Anfangs ist es ein wenig unruhig in den Reihen der Jahrgangsstufe zehn im Forum des Deutschhaus Gymnasiums, als Karl Heinz Bomberg Auszüge aus einem Artikel von Journalistin Britta Baas und ihm vorliest. Beide erzählen von Erinnerungen, die sie an die deutsch-deutsche Grenze haben – sie aus der West-Sicht, er aus der Ost-Perspektive.
Er beschreibt wie geborgen er sich damals, kurz nach dem Mauerbau, unter der Obhut seiner Eltern gefühlt hat und wie das Schutzempfinden später den Gefühlen der Einschränkung und Enge gewichen ist. Neben der geografischen Einengung erzählt er von der geistigen Bevormundung, die er verspürt. Sie ist Anlass für ihn zur Gitarre zu greifen und kritische Lieder zu schreiben, die am 29. Februar 1984 der Grund seiner Verhaftung werden sollten.
Mit Fragen ins Publikum lässt er die Teenager an seinem Vortrag teilhaben. Die anfänglich eher vage Beteiligung bei der Beantwortung bringt Bomberg nicht aus dem Konzept.
Er erzählt von den drei Millionen Menschen, die bis zum Mauerbau aus der DDR geflohen sind und von wichtigen Gesprächen, die man aus Angst vor Bespitzelung der Stasi nicht in seiner Wohnung, sondern auf einem Spaziergängen besprach, bei denen man sich immer wieder vergewisseret, dass kein Dritter zuhörte.
Mittlerweile ist das Getuschel unter den Schülern verstummt und die anfängliche Scheu verflogen. Die Schüler hören dem 56-Jährigen gebannt zu. Immer mehr von ihnen heben den Finger zur Frage.
Der Psychotherapeut Bomberg erzählt, wie er sich unter Anderem auf die Therapie von traumatisierten politischen Gefangenen spezialisiert hat, die mit den Spätfolgen ihrer Inhaftierung noch immer zu kämpfen haben. „Teilweise wirken Erinnerungen heute stärker nach als früher, da unverarbeitete Erlebnisse in der zweiten Lebenshälfte oft wieder hoch kommen“, erklärt der Arzt.
Er selbst hat zur Verarbeitung seiner traumatischen Erlebnisse wieder zur Gitarre gegriffen und Lieder über Amtsmissbrauch, freie Meinungsäußerung und seiner Verhaftung geschrieben.
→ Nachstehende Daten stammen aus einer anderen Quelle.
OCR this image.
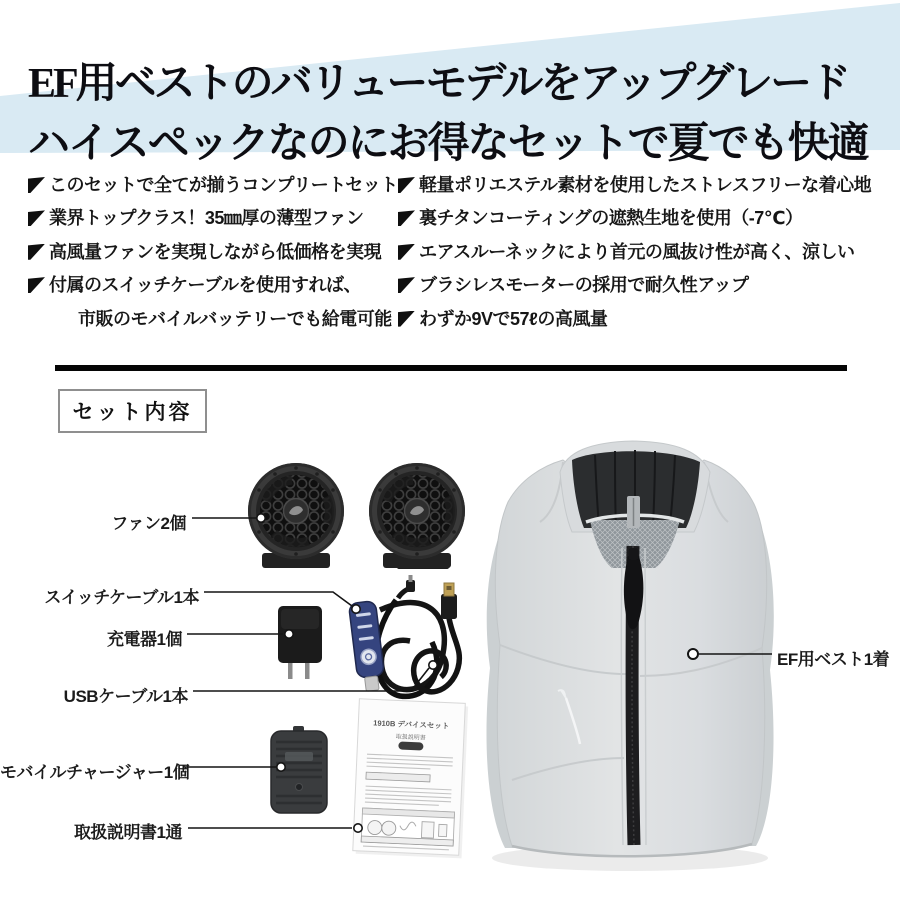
EF用ベストのバリューモデルをアップグレード
ハイスペックなのにお得なセットで夏でも快適
このセットで全てが揃うコンプリートセット
業界トップクラス！35㎜厚の薄型ファン
高風量ファンを実現しながら低価格を実現
付属のスイッチケーブルを使用すれば、
市販のモバイルバッテリーでも給電可能
軽量ポリエステル素材を使用したストレスフリーな着心地
裏チタンコーティングの遮熱生地を使用（-7℃）
エアスルーネックにより首元の風抜け性が高く、涼しい
ブラシレスモーターの採用で耐久性アップ
わずか9Vで57ℓの高風量
セット内容
ファン2個
スイッチケーブル1本
充電器1個
USBケーブル1本
モバイルチャージャー1個
取扱説明書1通
EF用ベスト1着
1910B デバイスセット
取扱説明書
Auch viele poetische Texte zu ähnlichen Themen entstammen seiner Feder.
Zum Ende seines Vortrags gibt er den Schülern eine kleine Kostprobe seiner gesammelten Werke, indem er seine Gitarre nimmt und ihnen, gespickt von einigen Gedichten, eine Auswahl an Liedern vorsingt.
Auf die Schlussfrage aus dem Publikum, was seine größte Angst im Leben sei, antwortet er: „Dass es in Deutschland nochmal zu einem Krieg oder einer Diktatur kommt“ und appelliert an die jungen Erwachsenen, dass auch sie mit verantwortlich sind, rechte Gefahren mit einem Gegengewicht zu versehen.